Tuesday, May 26, 2009
The Story of G. Serbo
The figure in the hallway shambled along, feeling his way through his own dusk with his hand along the wall. His hand was there only for support. His eyes could still, barely, make out the vague shapes that loomed and wobbled in front of him, but his despair that the beautiful world was fading away made him more unsteady. More and more often, images from his mind would overcome the dim picture in front of him and he would be overtaken with momentary panic that he had seen his last of the outside world. His memory, at least, was rich with images that would maintain his sanity and imagination.
One of his favorite images to recall was that of three construction workers standing in the dirt next to a large fire, green flames flickering between the yellow and orange. Behind them was a large, open parasol, made of delicate cream and fringed with lace. It was like something out of a dream, yet had appeared one tired evening before his eyes as he was heading home. No explanation was needed, nor did he ever receive one. It just was what it was. Sometimes existence was beautiful like that.
He eventually found his way to the door of the library. Not only did he have this place memorized by heart, but he could smell when he was at the door. Bookstores had a similar smell, but it wasn't quite the same: he preferred the library. It was a deeper, heavier scent, enhanced by history and time, the experience of having been read over and over.
The expansive space that existed in even a small library was nearly impossible to comprehend. Pages and miles of adventures, lives, emotions and tragedies existed in the span of only a few bookshelves. He entered the space, made his few greetings, and took his accustomed place next to a nameplate which, he supposed, was meant to make him feel important.
After a couple of hours, he heard and saw the vague outline of a girl sitting at a table near him, reading. He walked over and put a hand on her shoulder, partially out of kindness and partially for balance. She jumped slightly and turned her head. Gazing down at her, he could make out the mass of deep brown that was her hair.

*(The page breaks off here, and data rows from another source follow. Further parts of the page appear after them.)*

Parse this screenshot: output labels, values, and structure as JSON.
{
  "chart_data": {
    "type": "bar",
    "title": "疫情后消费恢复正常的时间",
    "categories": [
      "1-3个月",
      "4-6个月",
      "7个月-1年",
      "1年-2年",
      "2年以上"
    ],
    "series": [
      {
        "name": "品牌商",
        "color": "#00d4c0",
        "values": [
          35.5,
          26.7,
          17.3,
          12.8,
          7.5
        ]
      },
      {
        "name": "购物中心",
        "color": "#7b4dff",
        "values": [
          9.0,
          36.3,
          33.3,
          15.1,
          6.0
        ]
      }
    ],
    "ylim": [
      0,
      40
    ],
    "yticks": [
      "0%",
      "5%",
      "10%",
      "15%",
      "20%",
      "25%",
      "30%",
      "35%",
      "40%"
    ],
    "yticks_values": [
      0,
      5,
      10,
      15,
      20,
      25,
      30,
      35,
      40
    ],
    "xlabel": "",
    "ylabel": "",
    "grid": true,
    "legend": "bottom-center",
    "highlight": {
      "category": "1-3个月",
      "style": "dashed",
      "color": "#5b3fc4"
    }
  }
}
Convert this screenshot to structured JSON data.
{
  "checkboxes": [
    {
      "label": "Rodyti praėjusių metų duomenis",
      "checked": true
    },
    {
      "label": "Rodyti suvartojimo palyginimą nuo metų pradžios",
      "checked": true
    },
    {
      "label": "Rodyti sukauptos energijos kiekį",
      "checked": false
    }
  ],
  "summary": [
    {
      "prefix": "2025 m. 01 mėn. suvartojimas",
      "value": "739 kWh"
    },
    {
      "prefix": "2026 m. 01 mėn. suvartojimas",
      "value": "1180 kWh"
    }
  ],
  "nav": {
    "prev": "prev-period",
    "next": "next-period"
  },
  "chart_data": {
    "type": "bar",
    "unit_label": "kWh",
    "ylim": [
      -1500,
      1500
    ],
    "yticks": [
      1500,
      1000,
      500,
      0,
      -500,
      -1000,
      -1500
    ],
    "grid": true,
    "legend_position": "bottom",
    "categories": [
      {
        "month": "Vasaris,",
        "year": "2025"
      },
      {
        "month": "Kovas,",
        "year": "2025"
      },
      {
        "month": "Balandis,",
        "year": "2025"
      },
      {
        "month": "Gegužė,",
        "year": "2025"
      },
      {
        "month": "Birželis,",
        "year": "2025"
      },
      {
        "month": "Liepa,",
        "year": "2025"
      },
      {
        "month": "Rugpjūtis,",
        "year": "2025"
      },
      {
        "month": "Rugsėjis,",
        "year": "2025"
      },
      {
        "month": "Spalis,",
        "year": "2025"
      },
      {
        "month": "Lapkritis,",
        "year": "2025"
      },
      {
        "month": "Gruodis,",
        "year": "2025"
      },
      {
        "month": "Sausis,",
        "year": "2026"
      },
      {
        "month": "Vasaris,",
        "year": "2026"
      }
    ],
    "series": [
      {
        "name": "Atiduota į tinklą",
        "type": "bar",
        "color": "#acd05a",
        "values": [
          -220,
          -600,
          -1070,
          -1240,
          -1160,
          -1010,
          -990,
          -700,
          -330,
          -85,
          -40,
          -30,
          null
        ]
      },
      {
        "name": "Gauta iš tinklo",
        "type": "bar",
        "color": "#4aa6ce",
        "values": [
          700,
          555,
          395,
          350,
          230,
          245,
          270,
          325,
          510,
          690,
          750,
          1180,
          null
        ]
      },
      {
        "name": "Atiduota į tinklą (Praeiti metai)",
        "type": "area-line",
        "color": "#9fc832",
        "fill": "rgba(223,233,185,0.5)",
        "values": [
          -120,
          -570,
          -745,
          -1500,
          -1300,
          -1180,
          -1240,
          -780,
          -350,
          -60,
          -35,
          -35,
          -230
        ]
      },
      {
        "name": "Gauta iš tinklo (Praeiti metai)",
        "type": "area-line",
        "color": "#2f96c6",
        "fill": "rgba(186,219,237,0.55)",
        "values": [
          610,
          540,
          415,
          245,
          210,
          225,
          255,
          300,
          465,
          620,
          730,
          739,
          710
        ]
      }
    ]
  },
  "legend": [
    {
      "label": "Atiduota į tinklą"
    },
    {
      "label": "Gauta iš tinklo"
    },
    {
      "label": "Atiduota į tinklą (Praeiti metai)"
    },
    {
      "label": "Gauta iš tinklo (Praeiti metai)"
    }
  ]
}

"Tell me, Marie. How are the clouds today?" he asked. She paused for a moment before answering and, he supposed, she smiled.

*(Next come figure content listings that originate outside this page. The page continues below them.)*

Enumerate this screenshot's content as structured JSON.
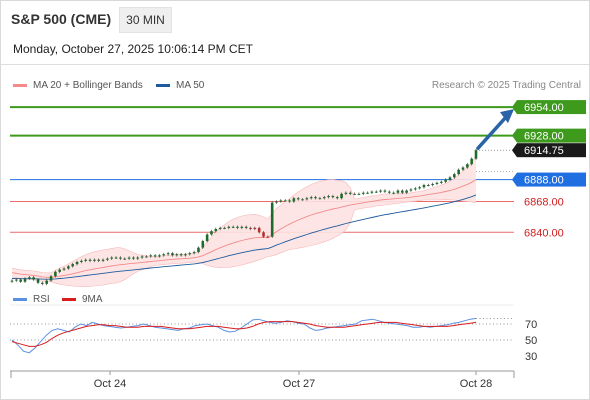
{
  "header": {
    "instrument": "S&P 500 (CME)",
    "timeframe": "30 MIN",
    "datetime": "Monday, October 27, 2025 10:06:14 PM CET"
  },
  "legend": {
    "bollinger_label": "MA 20 + Bollinger Bands",
    "ma50_label": "MA 50",
    "copyright": "Research © 2025 Trading Central",
    "rsi_label": "RSI",
    "rsi_ma_label": "9MA"
  },
  "colors": {
    "resistance": "#3d9a1c",
    "support": "#e96b6b",
    "pivot": "#1f6fe0",
    "bollinger_line": "#f48a8a",
    "bollinger_fill": "#fde2e2",
    "ma50": "#1e5b9c",
    "candle": "#1d6b2a",
    "arrow": "#2a63a8",
    "rsi": "#5b8fe0",
    "rsi_ma": "#d91c1c"
  },
  "chart_data": [
    {
      "type": "candlestick",
      "title": "S&P 500 (CME) 30 MIN",
      "x_ticks": [
        "Oct 24",
        "Oct 27",
        "Oct 28"
      ],
      "y_range": [
        6792,
        6965
      ],
      "levels": [
        {
          "kind": "resistance",
          "value": 6954.0,
          "label": "6954.00"
        },
        {
          "kind": "resistance",
          "value": 6928.0,
          "label": "6928.00"
        },
        {
          "kind": "pivot",
          "value": 6888.0,
          "label": "6888.00"
        },
        {
          "kind": "support",
          "value": 6868.0,
          "label": "6868.00"
        },
        {
          "kind": "support",
          "value": 6840.0,
          "label": "6840.00"
        }
      ],
      "last_price": {
        "value": 6914.75,
        "label": "6914.75"
      },
      "close": [
        6796,
        6797,
        6795,
        6798,
        6799,
        6797,
        6794,
        6793,
        6796,
        6800,
        6804,
        6806,
        6807,
        6809,
        6811,
        6813,
        6814,
        6815,
        6814,
        6815,
        6814,
        6815,
        6816,
        6817,
        6817,
        6816,
        6816,
        6817,
        6816,
        6817,
        6818,
        6818,
        6819,
        6818,
        6819,
        6820,
        6821,
        6819,
        6820,
        6819,
        6820,
        6821,
        6822,
        6826,
        6832,
        6838,
        6841,
        6843,
        6844,
        6844,
        6845,
        6845,
        6844,
        6845,
        6844,
        6843,
        6844,
        6840,
        6836,
        6836,
        6867,
        6868,
        6869,
        6869,
        6868,
        6871,
        6870,
        6870,
        6871,
        6872,
        6871,
        6871,
        6872,
        6873,
        6872,
        6871,
        6875,
        6876,
        6875,
        6875,
        6875,
        6876,
        6876,
        6877,
        6877,
        6878,
        6877,
        6876,
        6876,
        6878,
        6876,
        6878,
        6879,
        6880,
        6881,
        6883,
        6883,
        6884,
        6885,
        6886,
        6888,
        6890,
        6893,
        6897,
        6899,
        6902,
        6907,
        6914.75
      ],
      "ma20_start": 6804,
      "ma20_end": 6888,
      "ma50_start": 6798,
      "ma50_end": 6874
    },
    {
      "type": "line",
      "title": "RSI",
      "y_ticks": [
        70,
        50,
        30
      ],
      "y_range": [
        15,
        85
      ],
      "series": [
        {
          "name": "RSI",
          "values": [
            50,
            44,
            36,
            34,
            40,
            48,
            56,
            62,
            64,
            62,
            60,
            66,
            70,
            68,
            72,
            70,
            68,
            67,
            66,
            65,
            66,
            67,
            68,
            70,
            68,
            66,
            65,
            64,
            63,
            62,
            64,
            65,
            68,
            69,
            70,
            68,
            66,
            62,
            60,
            61,
            65,
            70,
            75,
            76,
            74,
            72,
            71,
            72,
            74,
            73,
            71,
            70,
            65,
            62,
            63,
            65,
            66,
            67,
            68,
            69,
            70,
            74,
            75,
            76,
            74,
            72,
            71,
            70,
            69,
            68,
            66,
            66,
            67,
            66,
            67,
            68,
            69,
            71,
            72,
            74,
            76,
            77
          ]
        },
        {
          "name": "9MA",
          "values": [
            48,
            46,
            44,
            42,
            42,
            44,
            47,
            52,
            56,
            59,
            61,
            63,
            65,
            67,
            68,
            69,
            69,
            68,
            68,
            67,
            66,
            66,
            66,
            67,
            67,
            67,
            67,
            66,
            65,
            64,
            64,
            64,
            65,
            66,
            67,
            67,
            67,
            66,
            65,
            64,
            64,
            65,
            67,
            70,
            72,
            73,
            73,
            73,
            73,
            73,
            72,
            71,
            70,
            68,
            67,
            66,
            66,
            66,
            66,
            67,
            68,
            69,
            70,
            71,
            72,
            72,
            72,
            72,
            71,
            70,
            69,
            68,
            67,
            67,
            67,
            67,
            67,
            68,
            69,
            70,
            71,
            72
          ]
        }
      ]
    }
  ]
}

"There are some large ones spanning the top of the sky. They are thin and spread out, like melted whipped cream."
"There are also a few on the horizon like shining, fluffy pillows," she added.
"Are they really like pillows?"
She thought for a moment. "No. More like cotton balls."
"Ah, I see. Thank you. Please, don't let me keep you from your friends."
She glanced down at her open book and smiled, resting her hand briefly on his before turning back to her story.
He moved to return to his desk, but decided to walk through the shelves instead. The past few days had been particularly shaky for him and he needed the balance of the literature to calm him. A beautiful young woman walked in front of him, a question posed on her lips. The most startling thing about her was that he could clearly see that she was beautiful. His eyes seemed to have returned to him: her inquisitive smile, the individual strands of dirty blond hair. He smiled widely.
"May I help you find something, miss?"
"As a matter of fact, a rich, beautiful Brazilian man has decided to marry me, and I know nothing about the culture at all! Well, darling, I thought that was just dreadful, so I decided I need to brush up!"
He chuckled quietly at her enthusiasm. "Books on Brazilian culture, then? Come with me, we have plenty over in this section." He walked purposefully, although not certain of his footing. He did not want the young woman, whom he saw so clearly, to know that he was otherwise mostly blind. He depended on his vivid memory and the slow counting of shelves with an outstretched hand at his side. When they reached the appropriate place, he gestured to the shelves where she could find all the information.
"Well, look at that!" she exclaimed as she reached up to the bookshelves, pulled out a few books and disappeared around the corner.
There had been something about the girl that he had found startlingly familiar. He was puzzling it over as he rounded a bend and choked on a scream. There, standing in front of him, was a gigantic insect. He was about to turn and get away as fast as possible when he noticed an apple sticking out of its side and the its pleading face as it drew slowly closer. He could see this insect just as clearly as the girl. He then realized why she had looked so familiar. This one he knew all too well and murmured, "Ah, Kafka. Finally we meet." He did not, however, know which book it could possibly want, so he walked away.
Heading to the front of the library, he realized his vision was becoming increasingly clear. As he approached the open area in the front, he heard many murmurs and voices speaking, which were clarified as he walked into view and saw various characters all over the library.
'There he is!" one particularly tall man in rusted armor shouted, and they all turned towards him. They walked over, some asking for books, others engaged in conversation with him and each other. He wondered how they all could have come to be. He looked up at the various characters wandering around and grinned softly. What did it matter? He could see. And he was among friends.